ASML, due to its central position in the chip industry, often signals the broader direction of the sector. "ASML occupies a unique position," said Shahar Cohen of the Lucid Capital fund. "It produces the machines used to engrave silicon wafers into advanced chips. This is the first step in the production process, and ASML holds a practical monopoly." From ASML’s forecast, it appears that attention is now shifting toward artificial intelligence (AI) chips, while demand for other types of chips, such as those used in personal computers and vehicles, is declining. "In practice, what ASML is saying is that the market is now focused on AI chips, while the consumption of other chips is decreasing. Additionally, U.S. chip companies are concentrating on increasing the utilization of existing plants rather than building new ones," Manor said. He added that while Nova and Camtek are also involved in AI, they are not at the forefront of the sector, and investors are reacting accordingly.
In contrast, Tower focuses on analog chips and is thus expected to be less affected by the trends ASML highlighted. Manor explained that Tower produces "chips used in cameras or RF chips for radio communications. Therefore, Tower’s exposure to the trends ASML is discussing is lower." However, he added, "There is still a negative sentiment toward the chip market, which has also impacted Tower. Additionally, the company's exposure to automotive chips might be contributing to its decline."
The weakness highlighted by ASML's forecast stems from two main factors. The first is the weakening positions of Intel and Samsung in the chip market, and the second is declining sales to China. "The crisis at Intel, which has led to global cutbacks, along with Samsung's inability to develop components and memory chips that meet Nvidia's requirements, has led to the postponement of orders for ASML's chip-manufacturing equipment, contributing to the lower forecast for 2025," Cohen said.

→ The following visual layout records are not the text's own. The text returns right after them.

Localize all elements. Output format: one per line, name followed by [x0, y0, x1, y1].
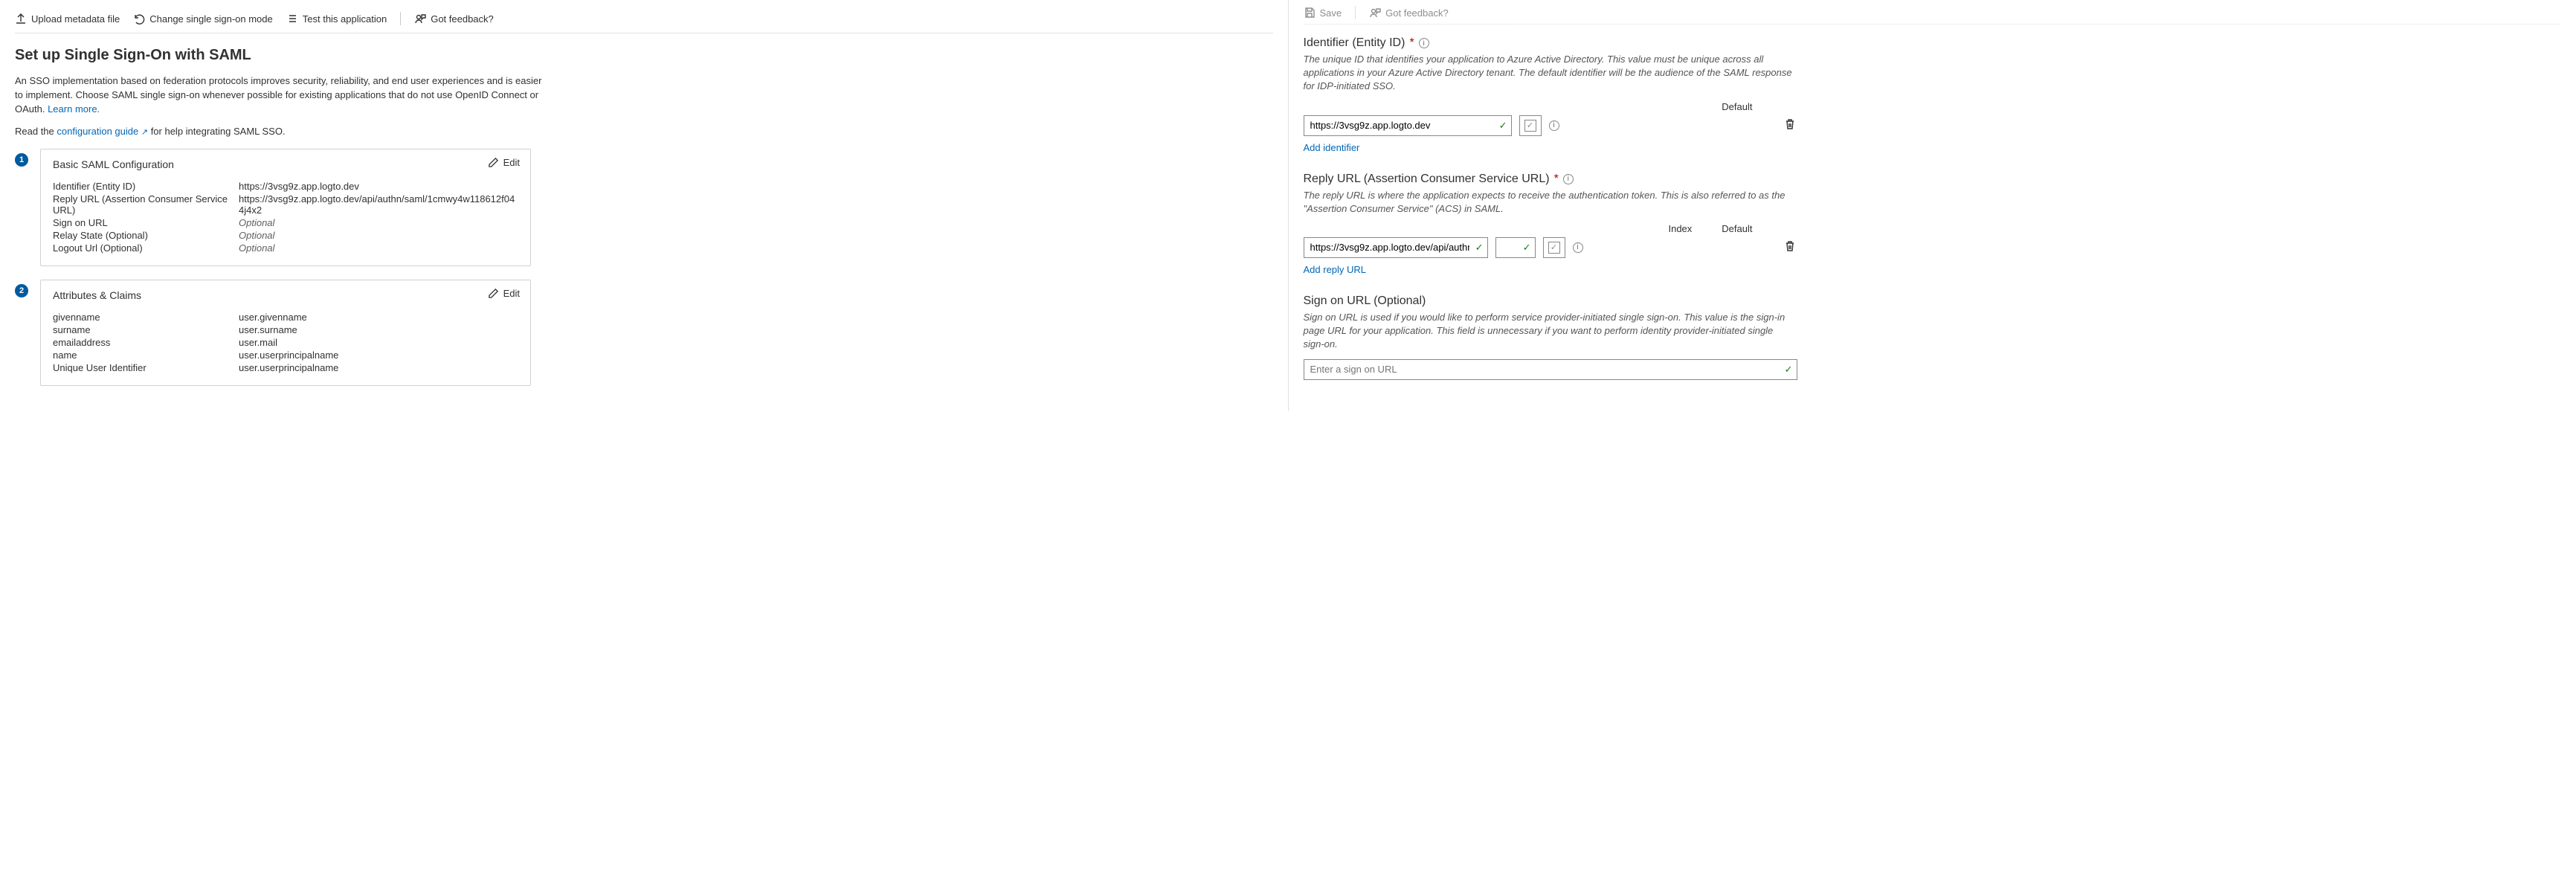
reply-url-title: Reply URL (Assertion Consumer Service UR… — [1304, 173, 2562, 186]
left-pane: Upload metadata file Change single sign-… — [0, 0, 1289, 411]
toolbar-separator — [400, 12, 401, 25]
undo-icon — [133, 13, 145, 25]
identifier-input-wrap: ✓ — [1304, 115, 1512, 136]
reply-url-field-row: ✓ ✓ ✓ i — [1304, 237, 1797, 258]
kv-row: Reply URL (Assertion Consumer Service UR… — [53, 193, 518, 216]
required-asterisk: * — [1554, 173, 1559, 186]
kv-row: nameuser.userprincipalname — [53, 350, 518, 361]
step-1-badge: 1 — [15, 153, 28, 167]
pencil-icon — [488, 288, 499, 299]
configuration-guide-link[interactable]: configuration guide ↗ — [57, 126, 148, 137]
list-icon — [286, 13, 298, 25]
trash-icon — [1784, 240, 1796, 252]
save-label: Save — [1320, 7, 1342, 19]
upload-metadata-button[interactable]: Upload metadata file — [15, 13, 120, 25]
reply-url-input[interactable] — [1304, 237, 1488, 258]
config-guide-line: Read the configuration guide ↗ for help … — [15, 126, 1273, 137]
page-title: Set up Single Sign-On with SAML — [15, 47, 1273, 64]
external-link-icon: ↗ — [141, 128, 148, 137]
feedback-button-right[interactable]: Got feedback? — [1369, 7, 1449, 19]
edit-label: Edit — [503, 157, 520, 168]
info-icon[interactable]: i — [1563, 174, 1574, 184]
save-icon — [1304, 7, 1316, 19]
index-header: Index — [1668, 223, 1692, 234]
feedback-label: Got feedback? — [1385, 7, 1449, 19]
attributes-claims-card: Attributes & Claims Edit givennameuser.g… — [40, 280, 531, 386]
signon-field-row: ✓ — [1304, 359, 1797, 380]
basic-saml-config-card: Basic SAML Configuration Edit Identifier… — [40, 149, 531, 266]
reply-default-checkbox[interactable]: ✓ — [1543, 237, 1565, 258]
signon-input-wrap: ✓ — [1304, 359, 1797, 380]
kv-row: givennameuser.givenname — [53, 312, 518, 323]
basic-saml-rows: Identifier (Entity ID)https://3vsg9z.app… — [53, 181, 518, 254]
signon-url-desc: Sign on URL is used if you would like to… — [1304, 311, 1794, 352]
toolbar-separator — [1355, 6, 1356, 19]
identifier-default-checkbox[interactable]: ✓ — [1519, 115, 1542, 136]
identifier-headers: Default — [1304, 101, 1797, 112]
save-button[interactable]: Save — [1304, 7, 1342, 19]
basic-saml-config-title: Basic SAML Configuration — [53, 158, 518, 175]
edit-label: Edit — [503, 288, 520, 299]
kv-row: Relay State (Optional)Optional — [53, 230, 518, 241]
upload-icon — [15, 13, 27, 25]
reply-url-section: Reply URL (Assertion Consumer Service UR… — [1304, 173, 2562, 275]
edit-attributes-button[interactable]: Edit — [488, 288, 520, 299]
test-label: Test this application — [303, 13, 387, 25]
reply-index-input[interactable] — [1495, 237, 1536, 258]
kv-row: Sign on URLOptional — [53, 217, 518, 228]
reply-url-input-wrap: ✓ — [1304, 237, 1488, 258]
reply-headers: Index Default — [1304, 223, 1797, 234]
right-toolbar: Save Got feedback? — [1304, 6, 2562, 25]
person-feedback-icon — [414, 13, 426, 25]
step-1-row: 1 Basic SAML Configuration Edit Identifi… — [15, 149, 1273, 266]
kv-row: surnameuser.surname — [53, 324, 518, 335]
test-application-button[interactable]: Test this application — [286, 13, 387, 25]
left-toolbar: Upload metadata file Change single sign-… — [15, 12, 1273, 33]
signon-url-input[interactable] — [1304, 359, 1797, 380]
feedback-label: Got feedback? — [431, 13, 494, 25]
feedback-button[interactable]: Got feedback? — [414, 13, 494, 25]
info-icon[interactable]: i — [1573, 242, 1583, 253]
pencil-icon — [488, 157, 499, 168]
person-feedback-icon — [1369, 7, 1381, 19]
attributes-rows: givennameuser.givenname surnameuser.surn… — [53, 312, 518, 373]
edit-basic-saml-button[interactable]: Edit — [488, 157, 520, 168]
change-mode-button[interactable]: Change single sign-on mode — [133, 13, 273, 25]
identifier-section: Identifier (Entity ID) * i The unique ID… — [1304, 36, 2562, 153]
kv-row: Logout Url (Optional)Optional — [53, 242, 518, 254]
default-header: Default — [1722, 101, 1752, 112]
kv-row: Identifier (Entity ID)https://3vsg9z.app… — [53, 181, 518, 192]
trash-icon — [1784, 118, 1796, 130]
signon-url-title: Sign on URL (Optional) — [1304, 294, 2562, 308]
delete-reply-url-button[interactable] — [1783, 240, 1797, 254]
identifier-field-row: ✓ ✓ i — [1304, 115, 1797, 136]
default-header: Default — [1722, 223, 1752, 234]
identifier-title: Identifier (Entity ID) * i — [1304, 36, 2562, 50]
upload-label: Upload metadata file — [31, 13, 120, 25]
kv-row: emailaddressuser.mail — [53, 337, 518, 348]
required-asterisk: * — [1409, 36, 1414, 50]
change-mode-label: Change single sign-on mode — [149, 13, 273, 25]
identifier-input[interactable] — [1304, 115, 1512, 136]
add-reply-url-link[interactable]: Add reply URL — [1304, 264, 1367, 275]
step-2-row: 2 Attributes & Claims Edit givennameuser… — [15, 280, 1273, 386]
reply-index-input-wrap: ✓ — [1495, 237, 1536, 258]
delete-identifier-button[interactable] — [1783, 118, 1797, 132]
attributes-claims-title: Attributes & Claims — [53, 289, 518, 306]
info-icon[interactable]: i — [1419, 38, 1429, 48]
learn-more-link[interactable]: Learn more. — [48, 103, 100, 115]
intro-text: An SSO implementation based on federatio… — [15, 74, 550, 117]
right-pane: Save Got feedback? Identifier (Entity ID… — [1289, 0, 2576, 411]
reply-url-desc: The reply URL is where the application e… — [1304, 189, 1794, 216]
signon-url-section: Sign on URL (Optional) Sign on URL is us… — [1304, 294, 2562, 380]
identifier-desc: The unique ID that identifies your appli… — [1304, 53, 1794, 94]
step-2-badge: 2 — [15, 284, 28, 297]
kv-row: Unique User Identifieruser.userprincipal… — [53, 362, 518, 373]
info-icon[interactable]: i — [1549, 120, 1559, 131]
add-identifier-link[interactable]: Add identifier — [1304, 142, 1360, 153]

The second reason is the decline in sales to China. In 2024, China is expected to account for about 40% of ASML's sales, but in 2025, the company anticipates this figure will drop to 20%. According to Cohen, "Over the past two years, China placed large orders for chip-making machines. The question was whether these orders were driven by real demand or by China's attempt to advance purchases ahead of potential worsening sanctions after the U.S. elections. The current decline in Chinese sales suggests that this was, in part, an effort to stockpile equipment ahead of expected sanctions."